To solve the problem, we need to find the value of \( \lambda \) such that a circle passes through the points of intersection of the lines \( 2x - y + 1 = 0 \) and \( x + \lambda y - 3 = 0 \) with the axes of reference.
### Step 1: Find the points of intersection of the lines with the axes.
1. **For the line \( 2x - y + 1 = 0 \)**:
- To find the x-intercept, set \( y = 0 \):
\[
2x + 1 = 0 \implies x = -\frac{1}{2}
\]
So, the x-intercept is \( (-\frac{1}{2}, 0) \).

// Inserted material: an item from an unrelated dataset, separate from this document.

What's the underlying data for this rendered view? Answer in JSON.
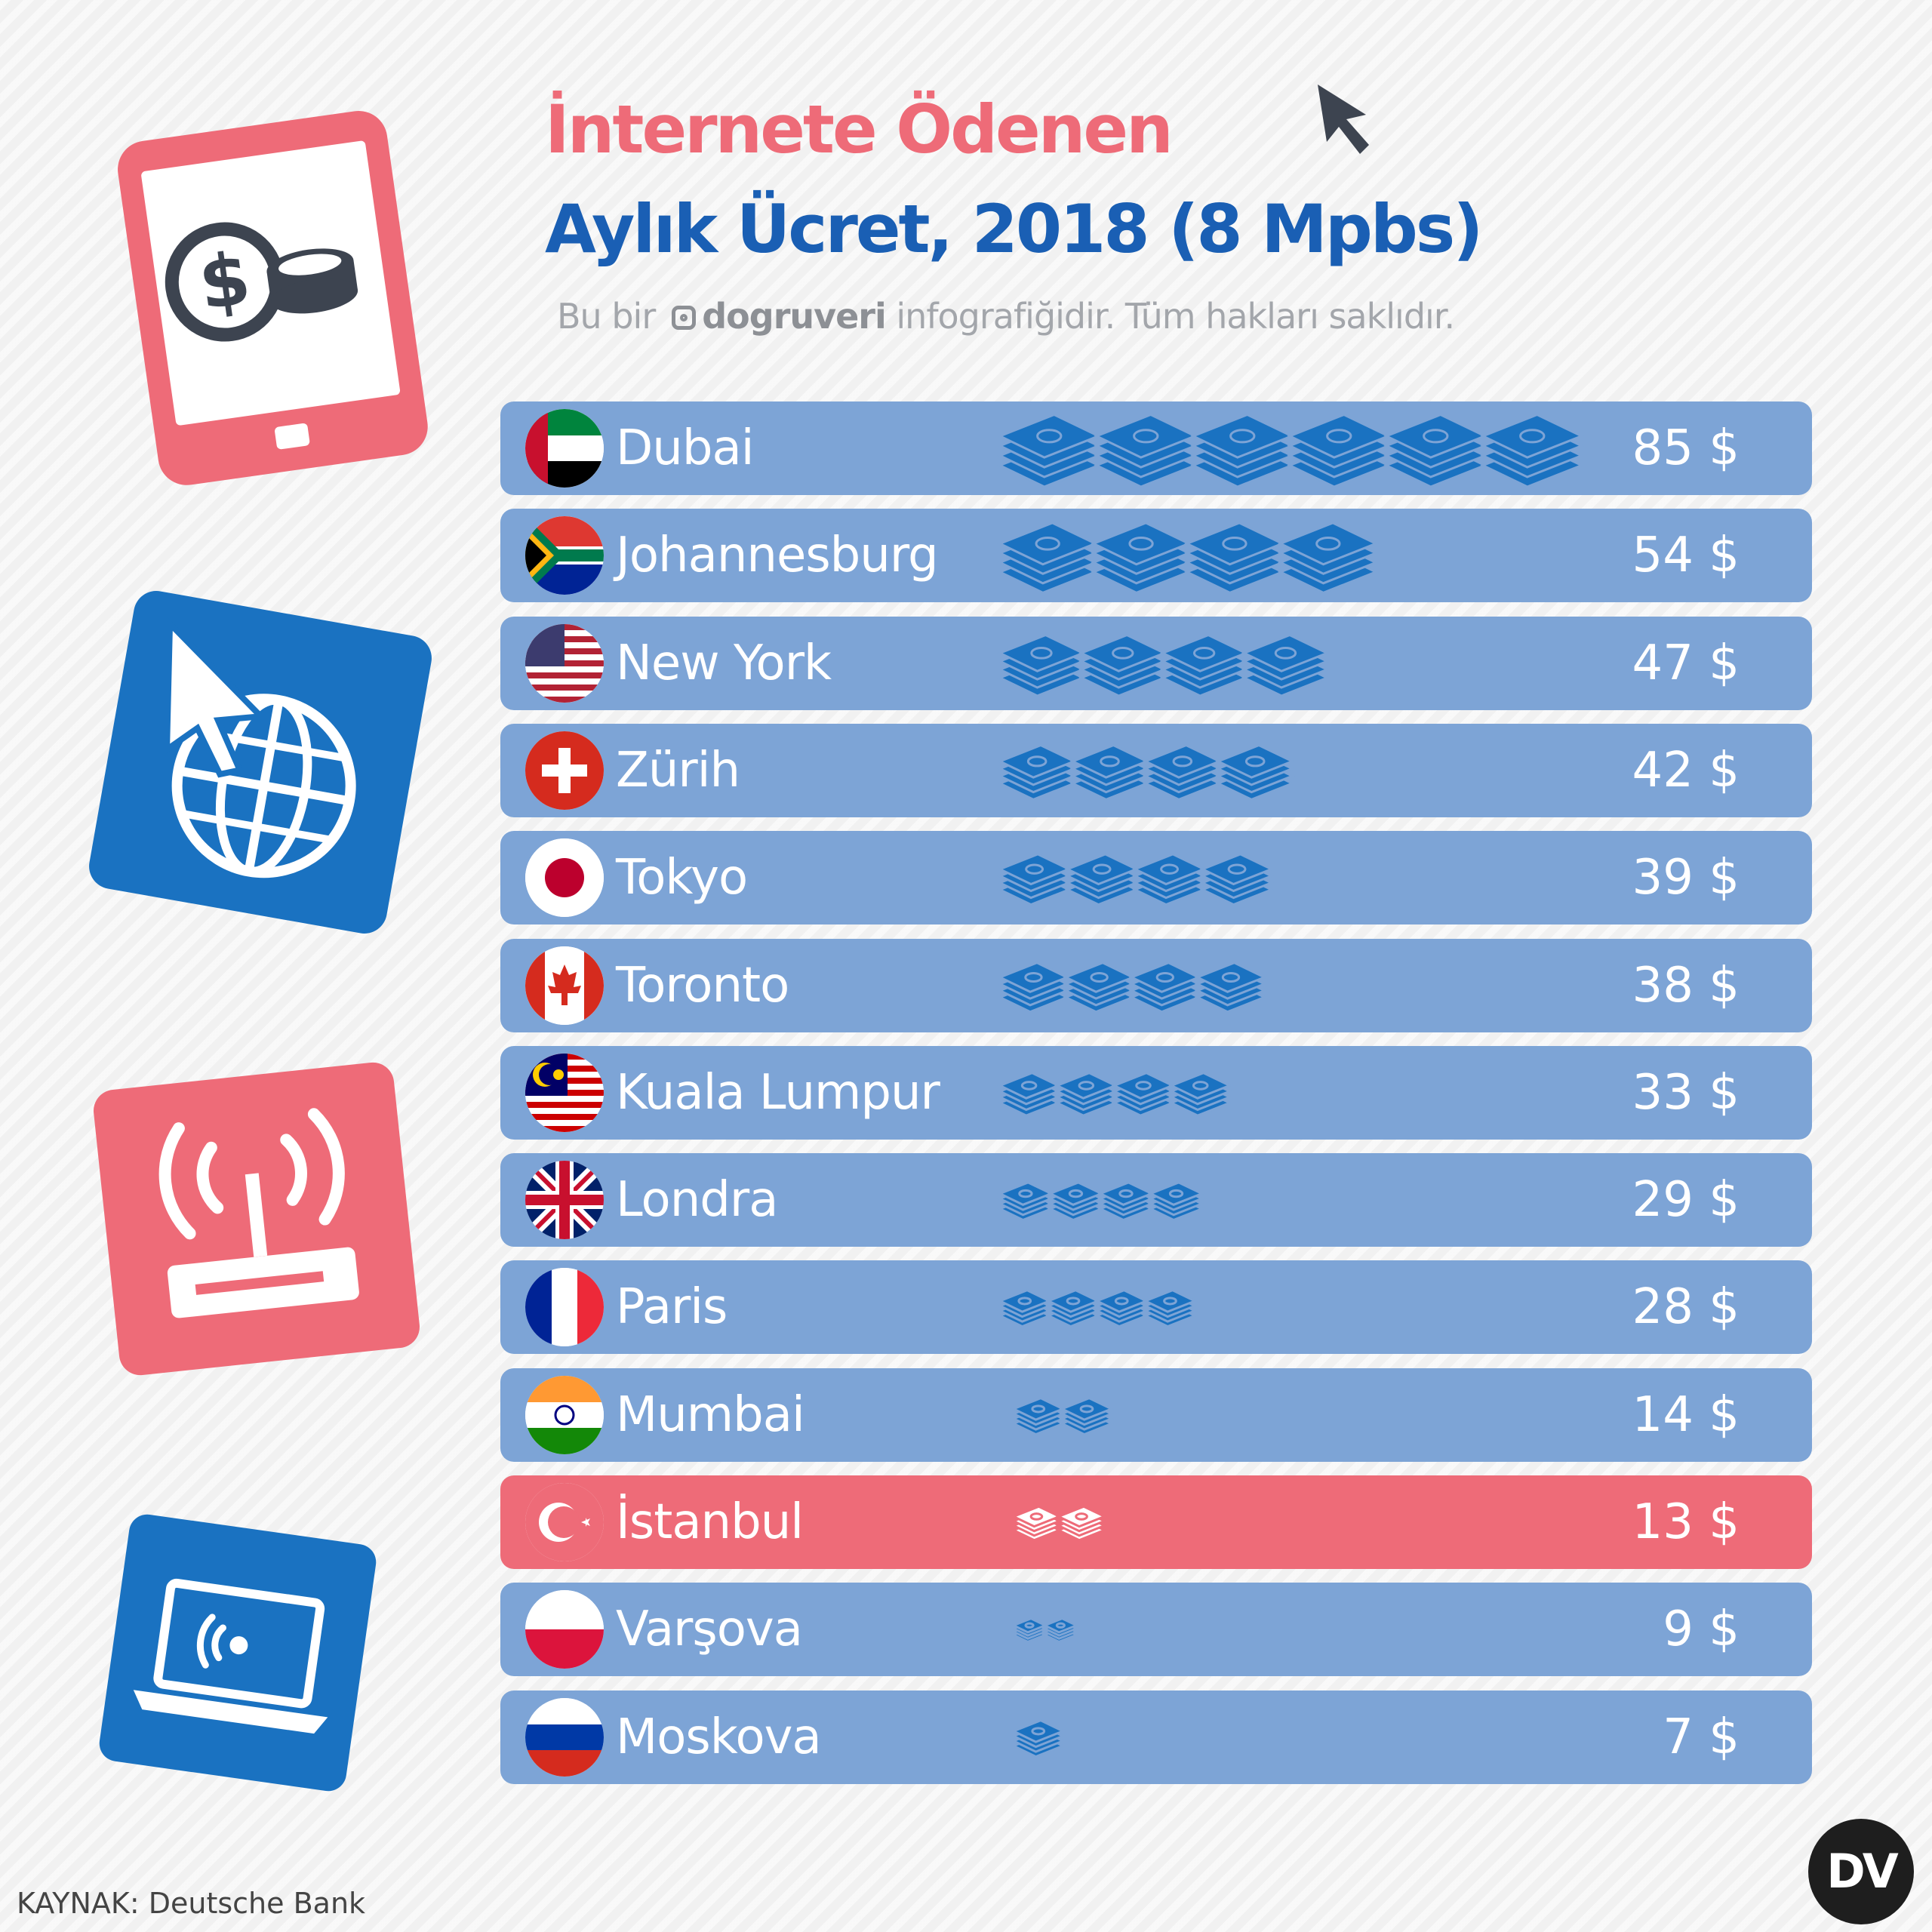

- To find the y-intercept, set \( x = 0 \):
\[
-y + 1 = 0 \implies y = 1
\]
So, the y-intercept is \( (0, 1) \).
2. **For the line \( x + \lambda y - 3 = 0 \)**:
- To find the x-intercept, set \( y = 0 \):
\[
x - 3 = 0 \implies x = 3
\]
So, the x-intercept is \( (3, 0) \).
- To find the y-intercept, set \( x = 0 \):
\[
\lambda y - 3 = 0 \implies y = \frac{3}{\lambda}
\]
So, the y-intercept is \( (0, \frac{3}{\lambda}) \).
### Step 2: Identify the points of intersection.

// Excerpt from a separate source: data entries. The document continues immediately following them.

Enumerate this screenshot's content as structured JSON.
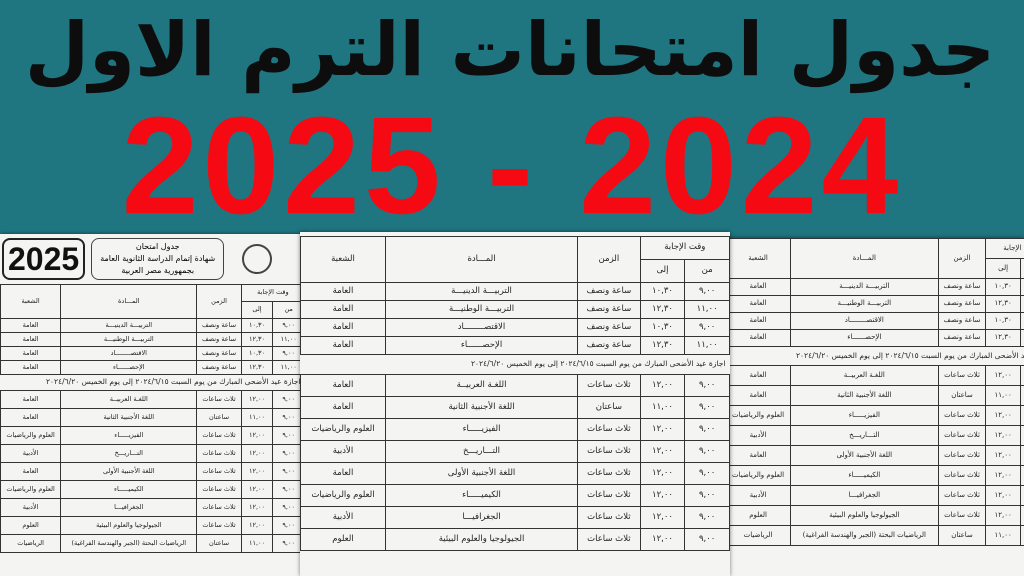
{
  "headline": {
    "title": "جدول امتحانات الترم الاول",
    "years": "2025 - 2024",
    "title_color": "#0d0d0d",
    "years_color": "#f50a14",
    "background": "#1f7580"
  },
  "left_sheet": {
    "year_badge": "2025",
    "doc_title": [
      "جدول امتحان",
      "شهادة إتمام الدراسة الثانوية العامة",
      "بجمهورية مصر العربية"
    ]
  },
  "table": {
    "headers": {
      "answer_time": "وقت الإجابة",
      "from": "من",
      "to": "إلى",
      "duration": "الزمن",
      "subject": "المـــادة",
      "branch": "الشعبة"
    },
    "rows_part1": [
      [
        "٩,٠٠",
        "١٠,٣٠",
        "ساعة ونصف",
        "التربيـــة الدينيـــة",
        "العامة"
      ],
      [
        "١١,٠٠",
        "١٢,٣٠",
        "ساعة ونصف",
        "التربيـــة الوطنيـــة",
        "العامة"
      ],
      [
        "٩,٠٠",
        "١٠,٣٠",
        "ساعة ونصف",
        "الاقتصــــــــاد",
        "العامة"
      ],
      [
        "١١,٠٠",
        "١٢,٣٠",
        "ساعة ونصف",
        "الإحصــــــاء",
        "العامة"
      ]
    ],
    "holiday_note": "اجازة عيد الأضحى المبارك من يوم السبت ٢٠٢٤/٦/١٥ إلى يوم الخميس ٢٠٢٤/٦/٢٠",
    "rows_part2": [
      [
        "٩,٠٠",
        "١٢,٠٠",
        "ثلاث ساعات",
        "اللغـة العربيــة",
        "العامة"
      ],
      [
        "٩,٠٠",
        "١١,٠٠",
        "ساعتان",
        "اللغة الأجنبية الثانية",
        "العامة"
      ],
      [
        "٩,٠٠",
        "١٢,٠٠",
        "ثلاث ساعات",
        "الفيزيـــــاء",
        "العلوم والرياضيات"
      ],
      [
        "٩,٠٠",
        "١٢,٠٠",
        "ثلاث ساعات",
        "التـــاريـــخ",
        "الأدبية"
      ],
      [
        "٩,٠٠",
        "١٢,٠٠",
        "ثلاث ساعات",
        "اللغة الأجنبية الأولى",
        "العامة"
      ],
      [
        "٩,٠٠",
        "١٢,٠٠",
        "ثلاث ساعات",
        "الكيميـــــاء",
        "العلوم والرياضيات"
      ],
      [
        "٩,٠٠",
        "١٢,٠٠",
        "ثلاث ساعات",
        "الجغرافيـــا",
        "الأدبية"
      ],
      [
        "٩,٠٠",
        "١٢,٠٠",
        "ثلاث ساعات",
        "الجيولوجيا والعلوم البيئية",
        "العلوم"
      ],
      [
        "٩,٠٠",
        "١١,٠٠",
        "ساعتان",
        "الرياضيات البحتة (الجبر والهندسة الفراغية)",
        "الرياضيات"
      ]
    ]
  }
}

The points of intersection of the lines with the axes are:
- From the first line: \( (-\frac{1}{2}, 0) \) and \( (0, 1) \)

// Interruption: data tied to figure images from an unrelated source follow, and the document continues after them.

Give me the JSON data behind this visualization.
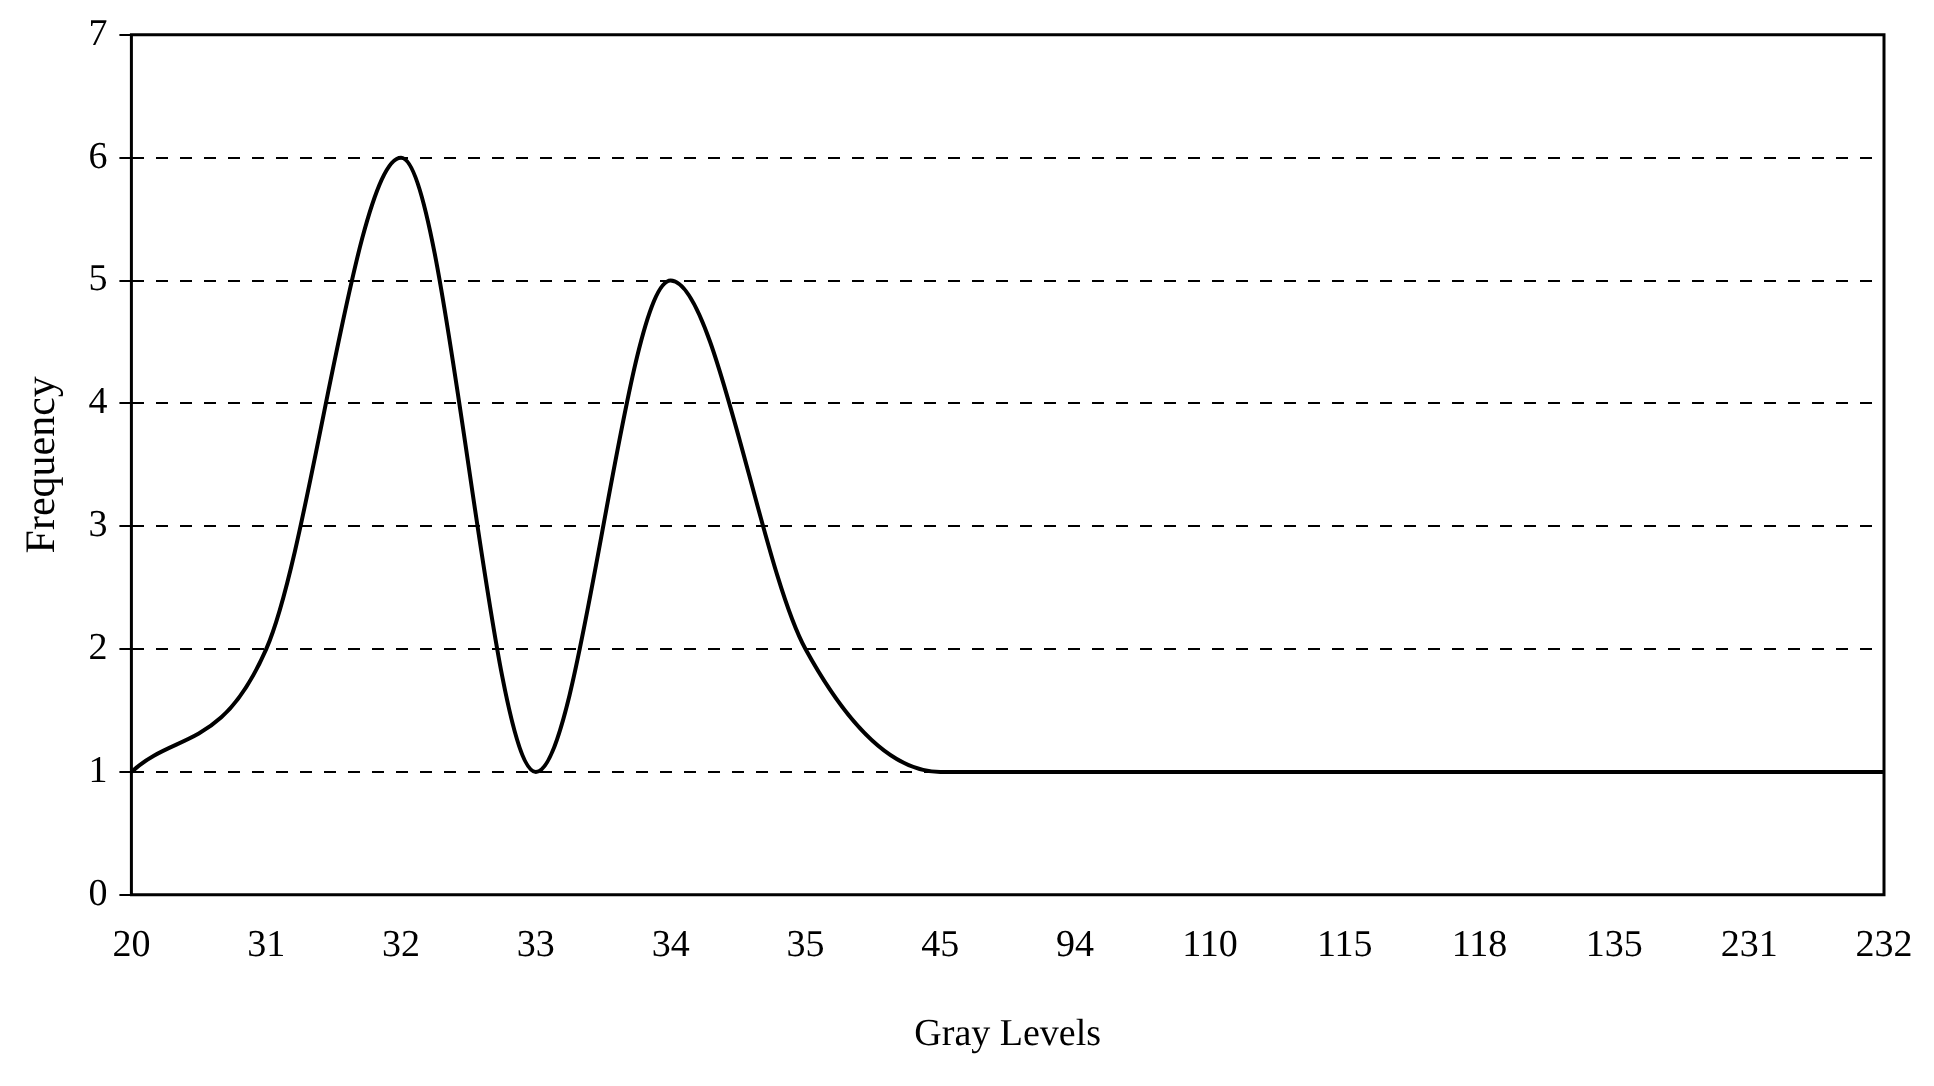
{
  "chart_data": {
    "type": "line",
    "xlabel": "Gray Levels",
    "ylabel": "Frequency",
    "categories": [
      "20",
      "31",
      "32",
      "33",
      "34",
      "35",
      "45",
      "94",
      "110",
      "115",
      "118",
      "135",
      "231",
      "232"
    ],
    "series": [
      {
        "color": "#000000",
        "values": [
          1,
          2,
          6,
          1,
          5,
          2,
          1,
          1,
          1,
          1,
          1,
          1,
          1,
          1
        ]
      }
    ],
    "ylim": [
      0,
      7
    ],
    "yticks": [
      0,
      1,
      2,
      3,
      4,
      5,
      6,
      7
    ],
    "grid": "y",
    "legend": false,
    "marker": "none",
    "line_style": "solid"
  }
}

- From the second line: \( (3, 0) \) and \( (0, \frac{3}{\lambda}) \)
### Step 3: Form the equation of the circle.
The circle that passes through these points can be represented as:
\[
(2x - y + 1)(x + \lambda y - 3) = 0
\]
### Step 4: Expand the equation.
Expanding the equation:
\[
(2x - y + 1)(x + \lambda y - 3) = 0
\]
Using distributive property:
\[
= 2x^2 + 2\lambda xy - 6x - xy - \lambda y^2 + 3y + x + \lambda y - 3 = 0
\]
Combining like terms:
\[
= 2x^2 + (2\lambda - 1)xy - \lambda y^2 - (6 - 3)x + (3 + \lambda)y - 3 = 0
\]
### Step 5: Apply the conditions for the circle.
For the equation to represent a circle, the coefficients of \( x^2 \) and \( y^2 \) must be equal, and the coefficient of \( xy \) must be zero:
1. Coefficient of \( x^2 \) is \( 2 \).
2. Coefficient of \( y^2 \) is \( -\lambda \).
3. Coefficient of \( xy \) is \( (2\lambda - 1) \).
Setting these conditions:
1. \( 2 = -\lambda \) implies \( \lambda = -2 \).
2. \( 2\lambda - 1 = 0 \) implies \( \lambda = \frac{1}{2} \).
### Conclusion
Thus, the values of \( \lambda \) are \( -2 \) and \( \frac{1}{2} \).